1911 Encyclopædia Britannica/Hamley, Sir Edward Bruce

From Wikisource
Jump to navigation Jump to search

HAMLEY, SIR EDWARD BRUCE (1824–1893), British general and military writer, youngest son of Vice-Admiral William Hamley, was born on the 27th of April 1824 at Bodmin, Cornwall, and entered the Royal Artillery in 1843. He was promoted captain in 1850, and in 1851 went to Gibraltar, where he commenced his literary career by contributing articles to magazines. He served throughout the Crimean campaign as aide-de-camp to Sir Richard Dacres, commanding the artillery, taking part in all the operations with distinction, and becoming successively major and lieutenant-colonel by brevet. He also received the C.B. and French and Turkish orders. During the war he contributed to Blackwood’s Magazine an admirable account of the progress of the campaign, which was afterwards republished. The combination in Hamley of literary and military ability secured for him in 1859 the professorship of military history at the new Staff College at Sandhurst, from which in 1866 he went to the council of military education, returning in 1870 to the Staff College as commandant.
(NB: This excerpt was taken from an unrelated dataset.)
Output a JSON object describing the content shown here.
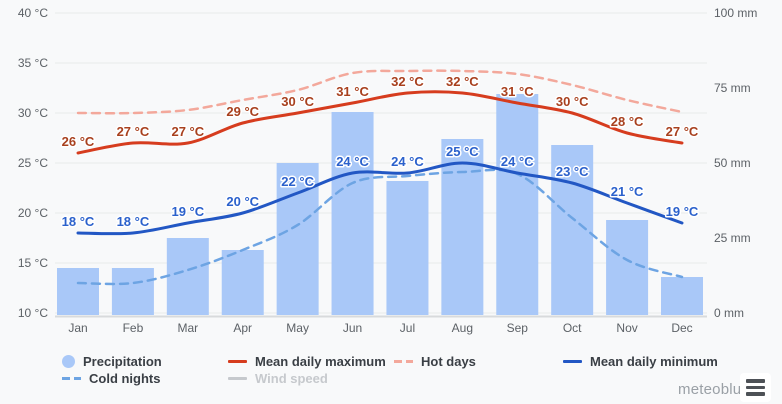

From 1879 to 1881 he was British commissioner successively for the delimitation of the frontiers of Turkey and Bulgaria, Turkey in Asia and Russia, and Turkey and Greece, and was rewarded with the K.C.M.G. Promoted colonel in 1863, he became a lieutenant-general in 1882, when he commanded the 2nd division of the expedition to Egypt under Lord Wolseley, and led his troops in the battle of Tell-el-Kebir, for which he received the K.C.B., the thanks of parliament, and 2nd class of Osmanieh. Hamley considered that his services in Egypt had been insufficiently recognized in Lord Wolseley’s despatches, and expressed his indignation freely, but he had no sufficient ground for supposing that there was any intention to belittle his services. From 1885 until his death on the 12th of August 1893 he represented Birkenhead in parliament in the Conservative interest.

Hamley was a clever and versatile writer. His principal work, The Operations of War, published in 1867, became a text-book of military instruction. He published some pamphlets on national defence, was a frequent contributor to magazines, and the author of several novels, of which perhaps the best known is Lady Lee’s Widowhood.